Die Atmosphäre sollte sich sozusagen als Täuschung erweisen. Als das Schiff knapp dreißig Meter über der Oberfläche schwebte, zeigten die Druckmesser keine Neigung, sehr weit über Null hinauszugehen. Der Druck betrug ein Fünfzigstel Sarr normal. Ken gab dem Piloten diesen Wert an, Ordon Lee aber weigerte sich zu landen, ehe er nicht volle fünfzehn Minuten seine Pyrometer beobachtet hatte. Nachdem er festgestellt hatte, daß der Wärmeverlust nur so groß war, daß er ausgeglichen werden konnte, ging er auf einem mit dunklem Sand bedeckten Fleck nieder. Er hörte mit gemischten Gefühlen, wie der Rumpf sich ächzend dem veränderten Ladegewicht und dem begrenzten Wärmeverlust anpaßte. Befriedigt wandte er sich Ken zu.

»Also, wenn Sie eine Besichtigungstour machen wollen, dann los. Ich glaube nicht, daß Ihr Anzug mehr leiden wird als das Schiff. Am ehesten werden Sie mit den Füßen Ärger bekommen. Der Wärmeverlust durch die Luft ist nicht der Rede wert. Aber wenn Sie kalte Füße kriegen sollten, verlieren Sie bloß keine Zeit – dann nichts wie rein.«

Ken warf Drai einen boshaften Blick zu. »Zu schade, daß wir nicht zwei Raumanzüge dabei haben. Sicher wären Sie gern mitgekommen.«

»Nie im Leben!« stieß Drai hervor. Da lachte Ken lauthals los. Seltsamerweise war seine anfängliche Angst vor der fürchterlichen Kälte dieser Solar-Planeten wie weggeblasen. Im Gegenteil, er konnte es kaum erwarten, den Test zu machen. Mit der Hilfe Drais und Lees stieg er in den Anzug, den sie von Merkur mitgebracht hatten, verschloß ihn luftdicht und unterzog die verschiedenen Arbeitseinheiten einer Probe. Dann betrat er die Luftschleuse der Karella. Er behielt nun seine Instrumente genau im Auge, während die Schleuse leergepumpt wurde. Alles in Ordnung. Er betätigte den Schalter, der den Motor der Außentür steuerte.
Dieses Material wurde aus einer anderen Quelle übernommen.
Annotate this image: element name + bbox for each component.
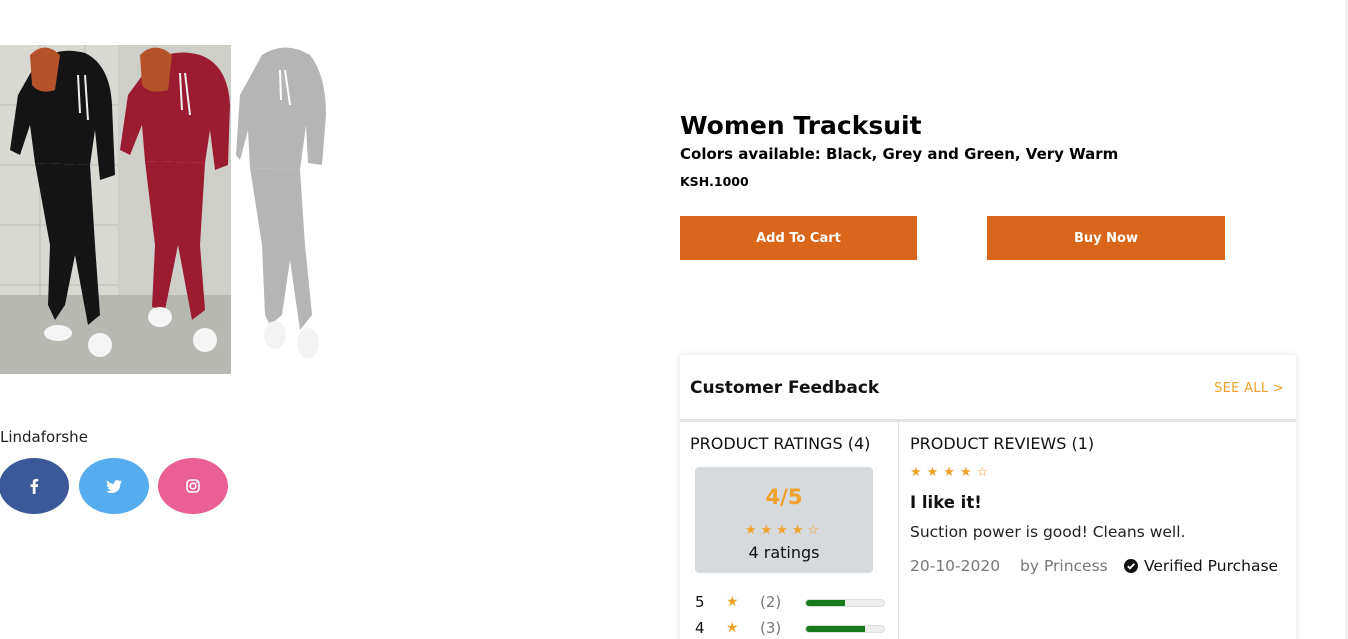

Während er die Marslandschaft nun vor sich sah, war er in Gedanken bei der sonderbaren Verfärbung des Anzugs, der der Atmosphäre von Planet Drei ausgesetzt war. Er fragte sich, ob hier etwas Ähnliches passieren würde.

Seltsamerweise versuchte in einer Entfernung von über zweihundert Millionen Kilometer ein dreizehnjähriger Junge sich einen Reim auf ein Feuer zu machen, das an einem Abhang sechs Kilometer vom Haus entfernt ein von blankem Fels isoliertes Gebüsch verbrannt hatte.